Bomba d’água popular
Outras dez famílias da Comunidade Sítio Caiana cadastradas no P1+2 contam com a facilidade de obter água de um poço comunitário de 30 metros de profundidade através da Bomba d’água Popular (BAP). Apesar de ser uma grande roda, a BAP é leve e de fácil manuseio e só pode ser instalada em poços desativados com profundidade de até 80 metros. De acordo com Damiana Fernandes da Silva, uma das beneficiadas pela bomba, a tecnologia aproximou a água do banho e das plantas de sua casa, não sendo mais necessário sair tão cedo e enfrentar a fila para pegar água do açude. Graças ao recurso, ela mantém uma estufa com plantas medicinais e cultiva verduras e hortaliças. "Antes, tinha que comprar tudo e hoje podemos plantar”, afirma.
Na Comunidade Sítio Caiana, zona rural de Campo Grande (RN) vivem 80 famílias. Segundo dados do Núcleo Sertão Verde, em todo o município existem cerca de 100 tecnologias do Programa Uma Terra e Duas Águas e mais de 1.500 do Programa Um Milhão de Cisternas.
Parceria com a Petrobrás
O patrocínio da Petrobrás no valor de R$ 199 milhões, através do Programa Petrobrás Desenvolvimento & Cidadania, permitirá duplicar a construção de quatro tipos de tecnologias sociais de captação de água de chuva para a produção de alimentos e criação de animais do Programa Uma Terra e Duas Águas (P1+2) em um ano, para 20 mil novas unidades, que beneficiarão cerca de 100 mil pessoas. Essas tecnologias são a cisterna-enxurrada, cisterna-calçadão, barreiro trincheira e barragem subterrânea.

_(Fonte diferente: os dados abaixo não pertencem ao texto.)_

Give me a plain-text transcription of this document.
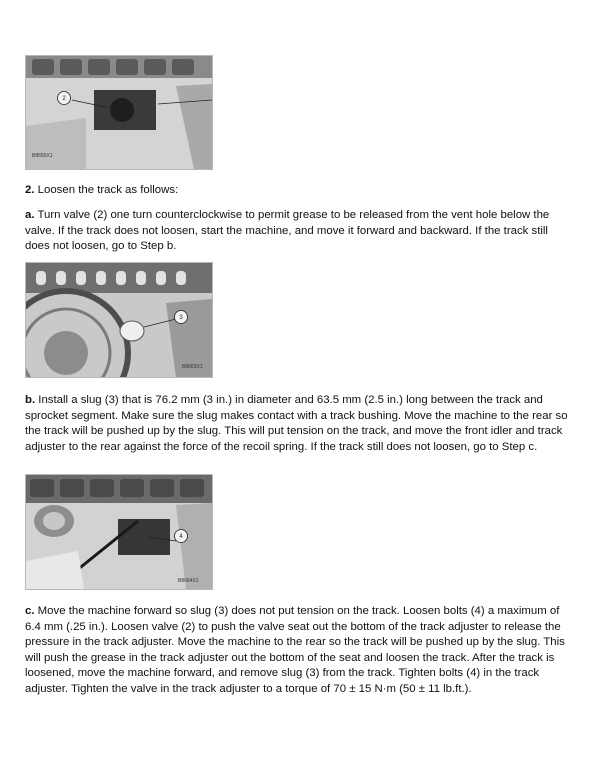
2
B8655X1

2. Loosen the track as follows:

a. Turn valve (2) one turn counterclockwise to permit grease to be released from the vent hole below the valve. If the track does not loosen, start the machine, and move it forward and backward. If the track still does not loosen, go to Step b.

3
B8663X1

b. Install a slug (3) that is 76.2 mm (3 in.) in diameter and 63.5 mm (2.5 in.) long between the track and sprocket segment. Make sure the slug makes contact with a track bushing. Move the machine to the rear so the track will be pushed up by the slug. This will put tension on the track, and move the front idler and track adjuster to the rear against the force of the recoil spring. If the track still does not loosen, go to Step c.

4
B8664X1

c. Move the machine forward so slug (3) does not put tension on the track. Loosen bolts (4) a maximum of 6.4 mm (.25 in.). Loosen valve (2) to push the valve seat out the bottom of the track adjuster to release the pressure in the track adjuster. Move the machine to the rear so the track will be pushed up by the slug. This will push the grease in the track adjuster out the bottom of the seat and loosen the track. After the track is loosened, move the machine forward, and remove slug (3) from the track. Tighten bolts (4) in the track adjuster. Tighten the valve in the track adjuster to a torque of 70 ± 15 N·m (50 ± 11 lb.ft.).
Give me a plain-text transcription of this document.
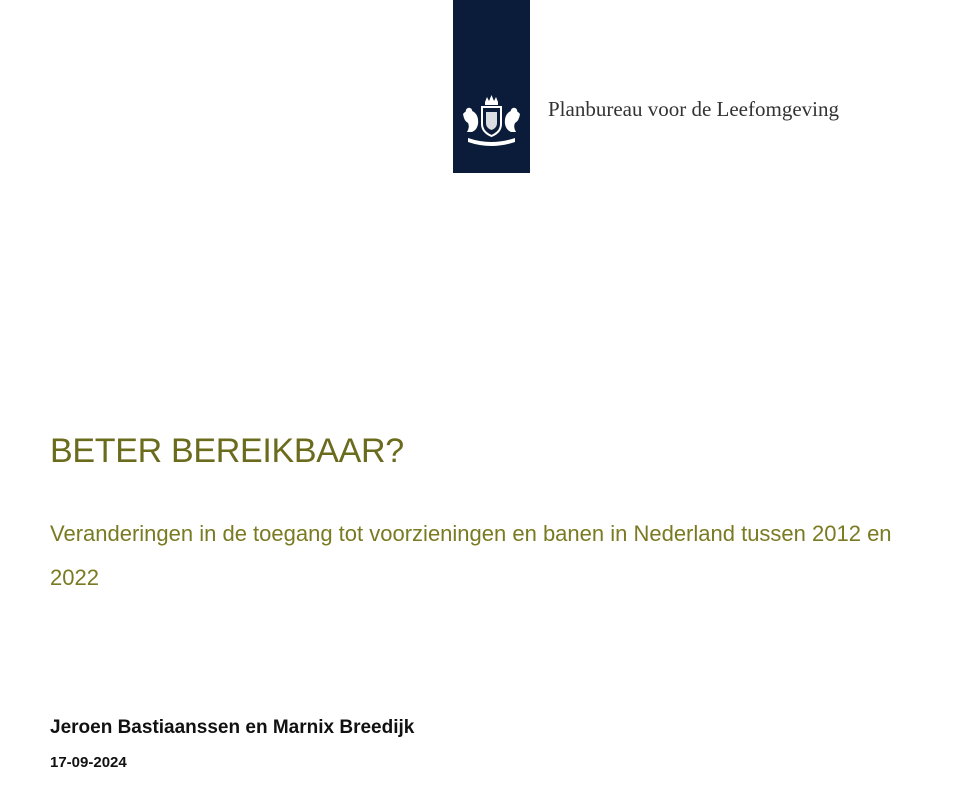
Planbureau voor de Leefomgeving
BETER BEREIKBAAR?

Veranderingen in de toegang tot voorzieningen en banen in Nederland tussen 2012 en 2022

Jeroen Bastiaanssen en Marnix Breedijk
17-09-2024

Para celebrar essa parceria e o avanço dessas tecnologias de convivência com o semiárido brasileiro, a ASA e a Petrobrás inauguram a instalação de novas cisternas nesta terça-feira (23), na comunidade de Canto de Amaro, no município de Areia Branca, no Rio Grande do Norte. Além da participação dos agricultores locais, o ato conta com a presença de centenas de agricultores do Ceará e Paraíba, e com uma Feira de Saberes e Sabores com produtos da agricultura familiar.
Atualmente, existem pouco mais de 18 mil tecnologias de captação e armazenamento da água da chuva para a produção de alimento e criação de animais do P1+2 em todo o semiárido.
Semiárido
O semiárido está presente em 1.133 cidades do Brasil, a maioria no Nordeste do país (Alagoas, Bahia, Ceará, Sergipe, Pernambuco, Paraíba, Piauí e Rio Grande do Norte) e no Norte de Minas Gerais. Corresponde a aproximadamente 980 mil KM², onde vivem 22 milhões de pessoas, ou 11,8% da população brasileira, segundo dados do Instituto Brasileiro de Geografia e Estatística (IBGE).
Essa região é caracterizada pelo clima seco (semiárido) com precipitação média de chuvas entre 200 e 800mm concentrados em poucos meses do ano, favorecendo, por isso, longos períodos de estiagem. Para conviver com o déficit de água, as populações precisam ter reservatórios para captar e armazenar água da chuva, a fim de garantir a segurança hídrica no período seco.
Outra característica da região é a presença de sais nos solos, precipitados pela evaporação intensa, o que prejudica a produtividade agrícola. O semiárido é coberto pelo bioma caatinga, característico por arbustos espinhosos e florestas sazonalmente secas, rico em biodiversidade e em espécies endêmicas, ou seja, exclusivas dessa região já que não existem em nenhum outro lugar do planeta.